The absence of any strong sense of what a Romney presidency would mean for the nation is an important part of a larger challenge that he faces: to connect with the many Americans who have been reluctant to embrace his candidacy.

Campaigning on a snowy morning last week in Colorado, Romney summed up his core message at a rally in an RV warehouse, and it was not about himself. It was about Obama: “This has been a really failed presidency,” he said.

Aside from promising to lance Obama’s policies, Romney conveyed little about how he would govern, relying instead on abstract pledges to stand up for freedom.

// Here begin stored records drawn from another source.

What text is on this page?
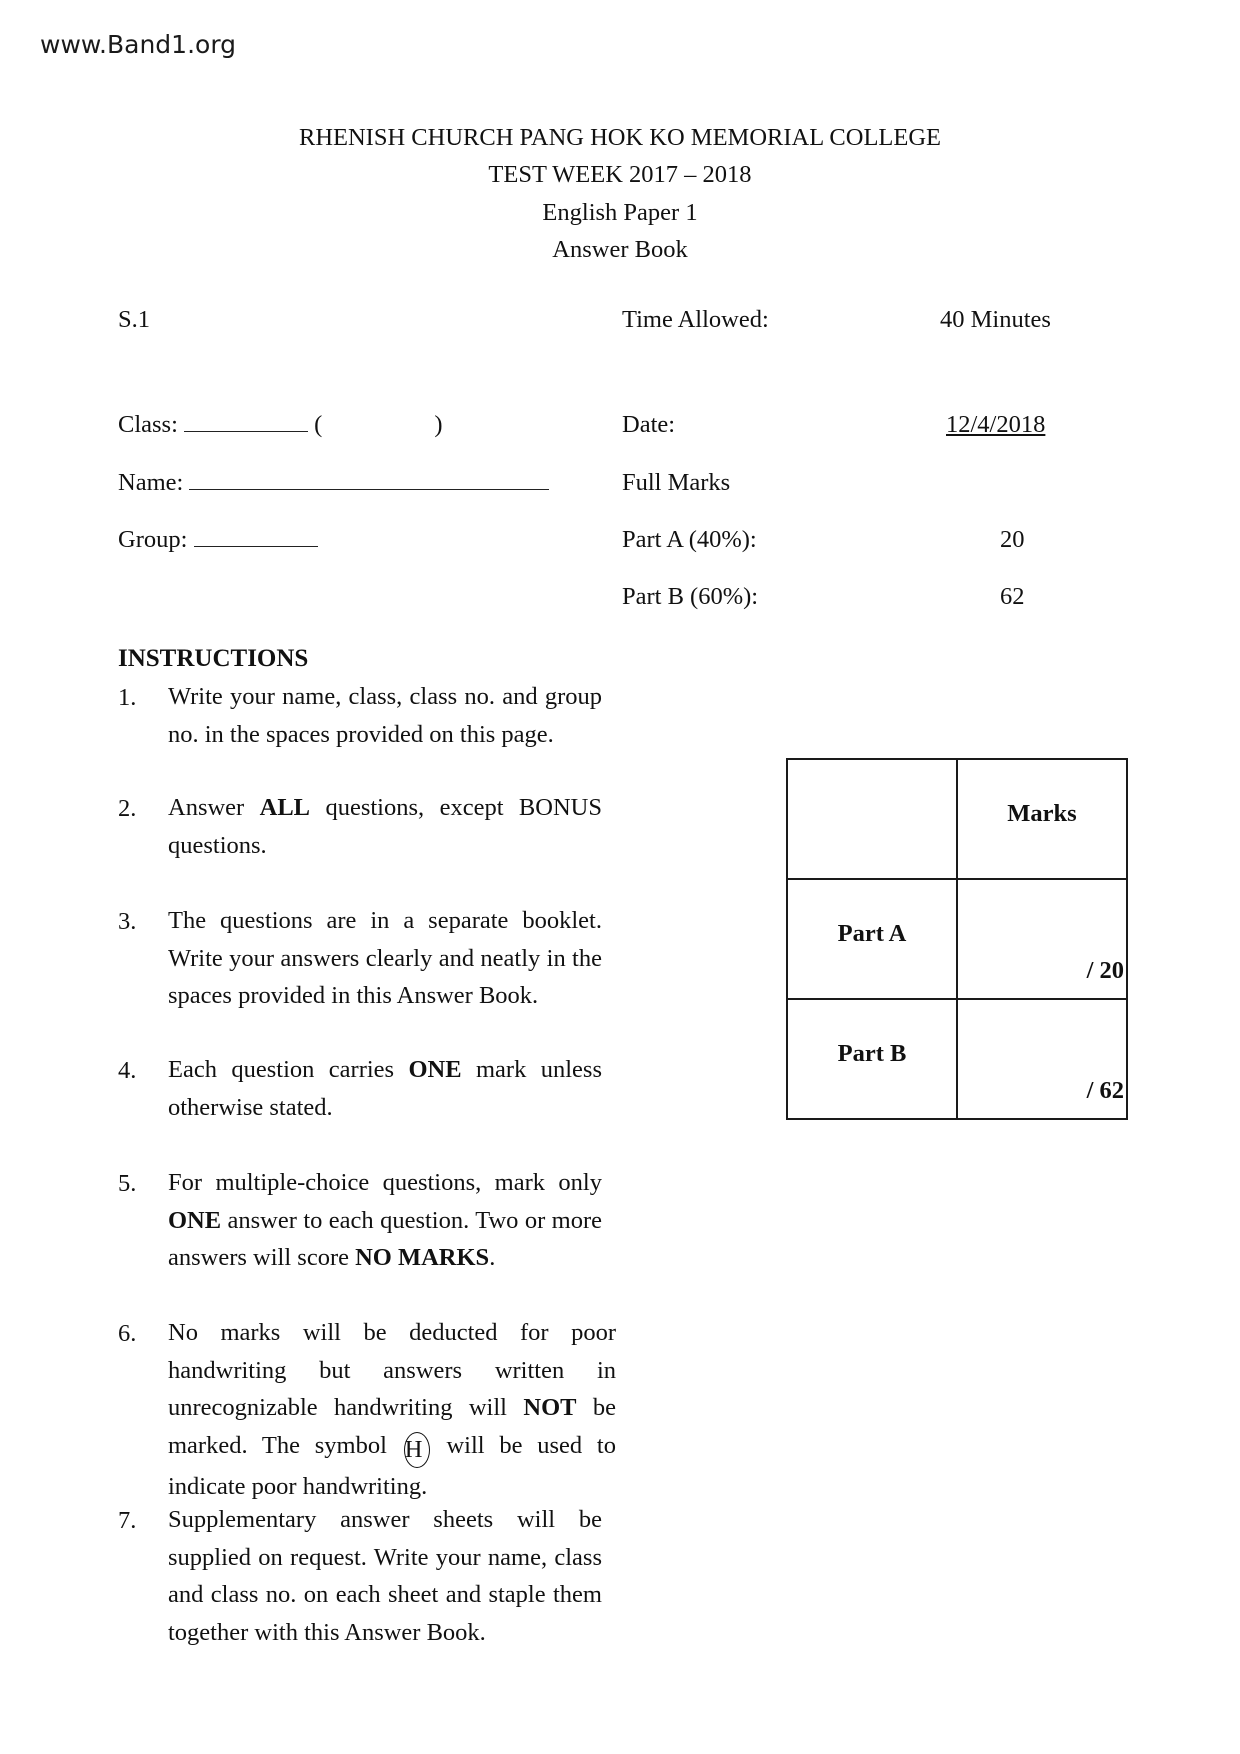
www.Band1.org
RHENISH CHURCH PANG HOK KO MEMORIAL COLLEGE
TEST WEEK 2017 – 2018
English Paper 1
Answer Book
S.1	Time Allowed:	40 Minutes
Class:	(	)	Date:	12/4/2018
Name:	Full Marks
Group:	Part A (40%):	20
Part B (60%):	62
INSTRUCTIONS
1. Write your name, class, class no. and group no. in the spaces provided on this page.
2. Answer ALL questions, except BONUS questions.
3. The questions are in a separate booklet. Write your answers clearly and neatly in the spaces provided in this Answer Book.
4. Each question carries ONE mark unless otherwise stated.
5. For multiple-choice questions, mark only ONE answer to each question. Two or more answers will score NO MARKS.
6. No marks will be deducted for poor handwriting but answers written in unrecognizable handwriting will NOT be marked. The symbol H will be used to indicate poor handwriting.
7. Supplementary answer sheets will be supplied on request. Write your name, class and class no. on each sheet and staple them together with this Answer Book.

	Marks

Part A	/ 20

Part B	/ 62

Romney’s effort to contrast himself with Obama is born of political necessity, as the first hurdle for any candidate challenging an incumbent is to show that failure has opened the door to a change in the White House. (So too are his frequent attacks on GOP rivals Rick Santorum and Newt Gingrich, since he must dispatch them to gain the nomination.)

Complicating Romney’s message is a central tenet for Republicans this year: that the size and scope of government should shrink. Democrats have succeeded in past elections by selling a raft of programs to expand government services. But building a vision on cutbacks has required a deft touch.

Ronald Reagan, a president often cited by Romney as a model, pulled that off in 1980, offering a positive argument that blended both confidence and optimism.

Reagan framed his campaign to oust Democratic incumbent Jimmy Carter around themes of hope, leadership and national strength at a time of economic stagnation and the protracted humiliation of the Iran hostage crisis.